The young moneylender had not been a good match for Leah. Everyone told her so, from her father to her friends. He was a solitary and angry youth, and was sure to grow hateful and jealous in his age. Perhaps he could provide for her, but it would be better for her to marry a respected man of the community who would be a good husband and father than a man so unstable and with such a temper.

His courtship had been clumsy, making enemies of her other suitors and stumbling over his words in a way unlike his usual eloquence. And yet, she gave him her turquoise ring, her favorite of any bauble, in exchange for nothing but a kiss.

"I will marry only you," she had whispered as she pressed the ring into Shylock's hand. "If my father denies me, I will live unwed until his death, waiting for you. If I am disowned, I will happily live without all I have known save you. If I am forced to marry another, we will run away together."

Shylock had smiled and shaken his head.

"Run? You believe there is life for us outside the ghetto? I had not known you to be so foolish."

"If I must give up my family, my faith, even my religion to be with you, I will." Leah laughed in her disarming matter. "If we have to turn Christian to find a place to live and a man to marry us, what of it? A little bit of sprinkled water does not change a man."

Of course, they never had to test any of Leah's desperate plans. Endless begging on Leah's part, along with hard work and an attempt to make friends on Shylock's, finally softened her father's heart. And though she was warned that the dark youth she loved so well would soon turn bitter and cruel, to her he stayed loving and gentle.

There were times when Shylock couldn't understand her. Leah loved the world as much as he shunned it, enjoying even the gentile festivities that drove him mad when they passed beneath their window. For her sake he would leave the window open, allowing her to have her fun with the costumes and revelry from afar.
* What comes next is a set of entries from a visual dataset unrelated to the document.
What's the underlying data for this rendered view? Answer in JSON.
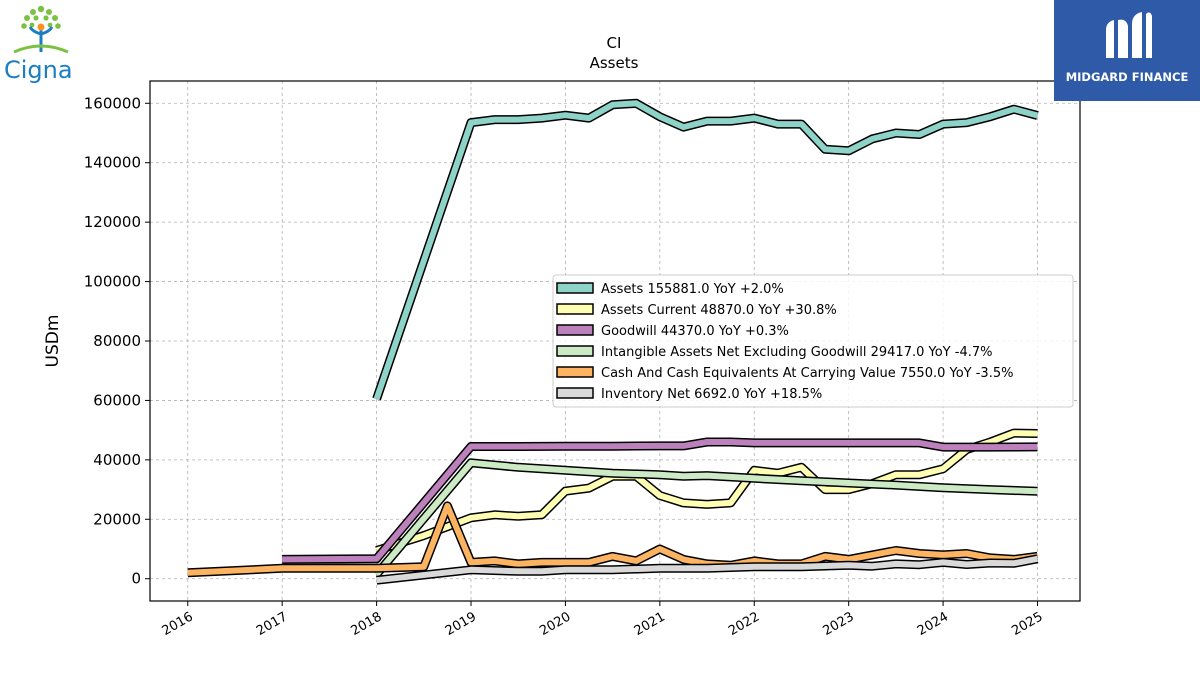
{
  "logos": {
    "left_text": "Cigna",
    "right_text": "MIDGARD FINANCE"
  },
  "chart_data": {
    "type": "line",
    "title": "CI",
    "subtitle": "Assets",
    "ylabel": "USDm",
    "xlabel": "",
    "ylim": [
      -7500,
      167500
    ],
    "xlim": [
      2015.6,
      2025.45
    ],
    "yticks": [
      0,
      20000,
      40000,
      60000,
      80000,
      100000,
      120000,
      140000,
      160000
    ],
    "xticks": [
      "2016",
      "2017",
      "2018",
      "2019",
      "2020",
      "2021",
      "2022",
      "2023",
      "2024",
      "2025"
    ],
    "grid": true,
    "legend_position": "center-right",
    "series": [
      {
        "name": "Assets",
        "legend": "Assets  155881.0 YoY +2.0%",
        "color": "#8dd3c7",
        "points": [
          [
            2018.0,
            60500
          ],
          [
            2019.0,
            153500
          ],
          [
            2019.25,
            154500
          ],
          [
            2019.5,
            154500
          ],
          [
            2019.75,
            155000
          ],
          [
            2020.0,
            156000
          ],
          [
            2020.25,
            155000
          ],
          [
            2020.5,
            159500
          ],
          [
            2020.75,
            160000
          ],
          [
            2021.0,
            155500
          ],
          [
            2021.25,
            152000
          ],
          [
            2021.5,
            154000
          ],
          [
            2021.75,
            154000
          ],
          [
            2022.0,
            155000
          ],
          [
            2022.25,
            153000
          ],
          [
            2022.5,
            153000
          ],
          [
            2022.75,
            144500
          ],
          [
            2023.0,
            144000
          ],
          [
            2023.25,
            148000
          ],
          [
            2023.5,
            150000
          ],
          [
            2023.75,
            149500
          ],
          [
            2024.0,
            153000
          ],
          [
            2024.25,
            153500
          ],
          [
            2024.5,
            155500
          ],
          [
            2024.75,
            158000
          ],
          [
            2025.0,
            155881
          ]
        ]
      },
      {
        "name": "Assets Current",
        "legend": "Assets Current  48870.0 YoY +30.8%",
        "color": "#ffffb3",
        "points": [
          [
            2018.0,
            9500
          ],
          [
            2018.5,
            14500
          ],
          [
            2018.75,
            17500
          ],
          [
            2019.0,
            20500
          ],
          [
            2019.25,
            21500
          ],
          [
            2019.5,
            21000
          ],
          [
            2019.75,
            21500
          ],
          [
            2020.0,
            29500
          ],
          [
            2020.25,
            30500
          ],
          [
            2020.5,
            34500
          ],
          [
            2020.75,
            34500
          ],
          [
            2021.0,
            28000
          ],
          [
            2021.25,
            25500
          ],
          [
            2021.5,
            25000
          ],
          [
            2021.75,
            25500
          ],
          [
            2022.0,
            36500
          ],
          [
            2022.25,
            35500
          ],
          [
            2022.5,
            37500
          ],
          [
            2022.75,
            30000
          ],
          [
            2023.0,
            30000
          ],
          [
            2023.25,
            32000
          ],
          [
            2023.5,
            35000
          ],
          [
            2023.75,
            35000
          ],
          [
            2024.0,
            37000
          ],
          [
            2024.25,
            43500
          ],
          [
            2024.5,
            46000
          ],
          [
            2024.75,
            49000
          ],
          [
            2025.0,
            48870
          ]
        ]
      },
      {
        "name": "Goodwill",
        "legend": "Goodwill  44370.0 YoY +0.3%",
        "color": "#bc80bd",
        "points": [
          [
            2017.0,
            6500
          ],
          [
            2018.0,
            6700
          ],
          [
            2019.0,
            44500
          ],
          [
            2019.5,
            44500
          ],
          [
            2020.0,
            44600
          ],
          [
            2020.5,
            44600
          ],
          [
            2021.0,
            44700
          ],
          [
            2021.25,
            44700
          ],
          [
            2021.5,
            46000
          ],
          [
            2021.75,
            46000
          ],
          [
            2022.0,
            45700
          ],
          [
            2022.5,
            45700
          ],
          [
            2023.0,
            45700
          ],
          [
            2023.5,
            45700
          ],
          [
            2023.75,
            45700
          ],
          [
            2024.0,
            44300
          ],
          [
            2024.5,
            44300
          ],
          [
            2025.0,
            44370
          ]
        ]
      },
      {
        "name": "Intangible Assets Net Excluding Goodwill",
        "legend": "Intangible Assets Net Excluding Goodwill  29417.0 YoY -4.7%",
        "color": "#ccebc5",
        "points": [
          [
            2018.0,
            1500
          ],
          [
            2019.0,
            39000
          ],
          [
            2019.5,
            37500
          ],
          [
            2020.0,
            36500
          ],
          [
            2020.5,
            35500
          ],
          [
            2021.0,
            35000
          ],
          [
            2021.25,
            34500
          ],
          [
            2021.5,
            34700
          ],
          [
            2022.0,
            33800
          ],
          [
            2022.5,
            33000
          ],
          [
            2023.0,
            32200
          ],
          [
            2023.5,
            31500
          ],
          [
            2024.0,
            30600
          ],
          [
            2024.5,
            30000
          ],
          [
            2025.0,
            29417
          ]
        ]
      },
      {
        "name": "Cash And Cash Equivalents At Carrying Value",
        "legend": "Cash And Cash Equivalents At Carrying Value  7550.0 YoY -3.5%",
        "color": "#fdb462",
        "points": [
          [
            2016.0,
            2000
          ],
          [
            2017.0,
            3500
          ],
          [
            2018.0,
            3500
          ],
          [
            2018.5,
            4000
          ],
          [
            2018.75,
            24500
          ],
          [
            2019.0,
            5500
          ],
          [
            2019.25,
            6000
          ],
          [
            2019.5,
            5000
          ],
          [
            2019.75,
            5500
          ],
          [
            2020.0,
            5500
          ],
          [
            2020.25,
            5500
          ],
          [
            2020.5,
            7500
          ],
          [
            2020.75,
            6000
          ],
          [
            2021.0,
            10000
          ],
          [
            2021.25,
            6500
          ],
          [
            2021.5,
            5000
          ],
          [
            2021.75,
            4500
          ],
          [
            2022.0,
            6000
          ],
          [
            2022.25,
            5000
          ],
          [
            2022.5,
            5000
          ],
          [
            2022.75,
            7500
          ],
          [
            2023.0,
            6500
          ],
          [
            2023.25,
            8000
          ],
          [
            2023.5,
            9500
          ],
          [
            2023.75,
            8500
          ],
          [
            2024.0,
            8000
          ],
          [
            2024.25,
            8500
          ],
          [
            2024.5,
            7000
          ],
          [
            2024.75,
            6500
          ],
          [
            2025.0,
            7550
          ]
        ]
      },
      {
        "name": "Inventory Net",
        "legend": "Inventory Net  6692.0 YoY +18.5%",
        "color": "#d9d9d9",
        "points": [
          [
            2018.0,
            -500
          ],
          [
            2019.0,
            3000
          ],
          [
            2019.5,
            2500
          ],
          [
            2019.75,
            2500
          ],
          [
            2020.0,
            3000
          ],
          [
            2020.5,
            3000
          ],
          [
            2021.0,
            3500
          ],
          [
            2021.5,
            3500
          ],
          [
            2022.0,
            4000
          ],
          [
            2022.5,
            4000
          ],
          [
            2023.0,
            4500
          ],
          [
            2023.25,
            4200
          ],
          [
            2023.5,
            5000
          ],
          [
            2023.75,
            4700
          ],
          [
            2024.0,
            5500
          ],
          [
            2024.25,
            4800
          ],
          [
            2024.5,
            5300
          ],
          [
            2024.75,
            5200
          ],
          [
            2025.0,
            6692
          ]
        ]
      }
    ]
  }
}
Perhaps it was because he could not understand the joy she found in life that he found himself so entranced.

Leah did not live to see her husband turn into the hateful and jealous old man her friends had warned her about. She died giving Jessica life, and it was a life of closed windows and quiet. The allowances he had made for his wife, Shylock would not make for his daughter. She was frivolous where her mother had been passionate, and no good could come from encouraging her. Shylock did not hate his daughter for taking away Leah (though he would come to hate her later), but neither did the love he had born her mother carry over to his child.

And of course, he lost Jessica as well- not to death, though he sometimes thought he might have preferred that. With Jessica's loss came the loss of the man her mother had been infatuated with- if she could have seen a monster ranting for his want of human flesh, her heart would have broken. She would have reminded him of the Torah's order not to take a man's coat from him on a cold night as interest. He might even have listened to her, and bid the theiving Jessica good riddance. (Or perhaps he would have been a better father and she would not have run away, but that is neither here nor there.)

When everything was gone- morals, wealth, employment, religion- what he most missed was Leah's turquoise ring. If he'd had it, perhaps he would have been comforted, and remembered her words.

A little sprinkled water does not change a man. But perhaps more time with her would have.